Do you leave your ceiling fans on even when you aren’t in the room? Some experts argue that ceiling fans aren’t doing you any favors if left on when no one is home.
Fans are a great way to cool down because they evaporate sweat. When air moves across the surface of your skin, it helps to evaporate sweat which cools the body. Carl Seville claims that, unless you can feel that breeze on your skin, ceiling fans are evil: “I am surprised at how few people understand the basic concept of fans — that they make you feel cool due to the movement of air across your skin. The same way a breeze cools you off, a ceiling fan can make you feel cooler, but only if you are close enough to it to feel the air blowing on you,” he says.
“If you can’t feel it, it isn’t doing any good. That’s why it is pointless to have a fan on when nobody is in the room; then it is just generating heat from the motor, which is why they are evil — they are heating when you want cooling.”
While it’s true that fans work through evaporative cooling, they also provide a source of convective cooling by moving out warmer air and drawing in cooler air. That means it is replacing hot, humid air with cooler, drier air.
So the answer to whether turning on your ceiling fan will help is: It depends…
- If it is too humid, turning on the fan won’t help because it won’t evaporate the sweat from your skin.
- Check the efficiency rating to see how much air is moved around per watt of power to see if a fan will save you money.
- Bigger fans are always better.
- Turning fans on to a slower setting is more efficient.
- If you have an AC on, a fan won’t save you money.

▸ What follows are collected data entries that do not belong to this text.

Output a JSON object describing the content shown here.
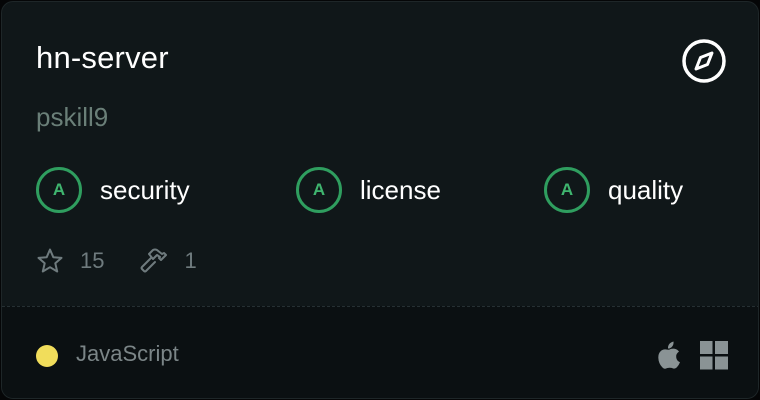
{
  "repo": {
    "name": "hn-server",
    "owner": "pskill9"
  },
  "icons": {
    "explore": "compass-icon",
    "stars": "star-icon",
    "tools": "hammer-icon",
    "platform_mac": "apple-icon",
    "platform_windows": "windows-icon"
  },
  "scores": [
    {
      "grade": "A",
      "label": "security"
    },
    {
      "grade": "A",
      "label": "license"
    },
    {
      "grade": "A",
      "label": "quality"
    }
  ],
  "stats": {
    "stars": "15",
    "tools": "1"
  },
  "footer": {
    "language": "JavaScript",
    "language_color": "#f1dd5b"
  },
  "colors": {
    "grade_accent": "#2f9e5f",
    "card_bg": "#101719"
  }
}
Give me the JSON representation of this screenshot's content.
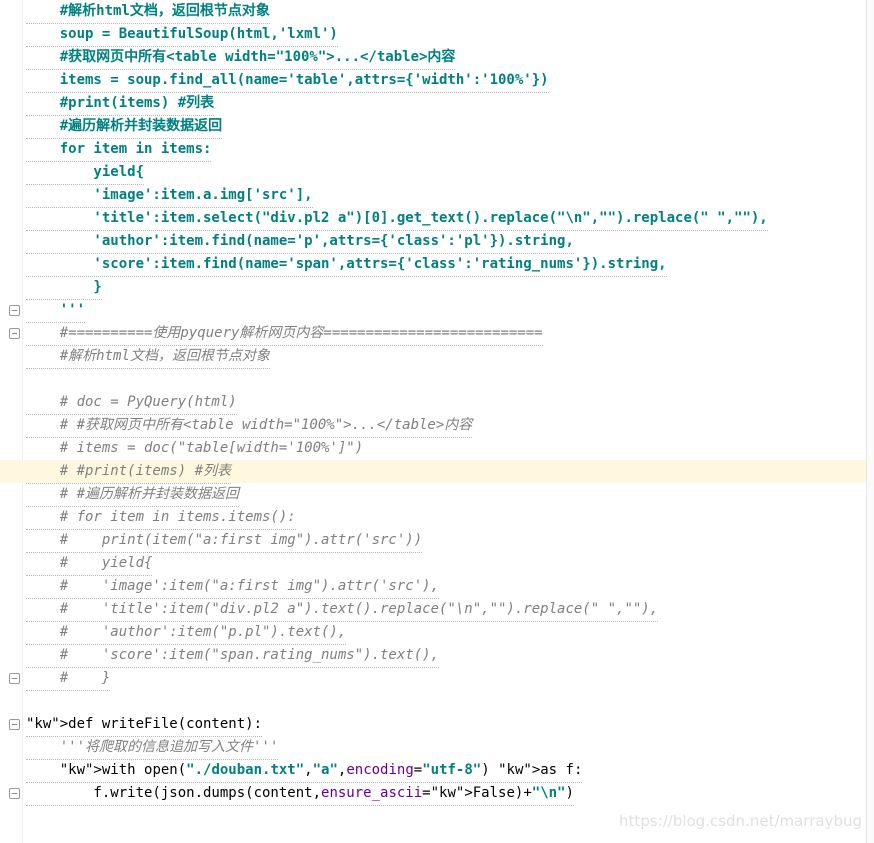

The theory is that you will be able to turn up the thermostat if there is a breeze from the fan, but there is no data to support this theory. You will have to consciously turn up the thermostat when you turn on the fan. The new smart thermostats can be linked to some fans to do so automatically.
- For every degree you raise your thermostat, you save 5% on energy. From Big Ass Fans: “If each home thermostat was raised 6 degrees, we would reduce carbon emissions by 78 billion pounds, the equivalent of taking 3.2 million homes off the grid for a year.”
- Be sure to change the rotation direction for summer and winter. To feel the air moving the blades or a ceiling fan need to be pushing the air down. Conversely in the heating months a ceiling fan, with the blades pushing air up can push the warmer air at the ceiling to the walls and down. This also pulls cooler air at the floor level up off the floor making the room more comfortable in the heating months.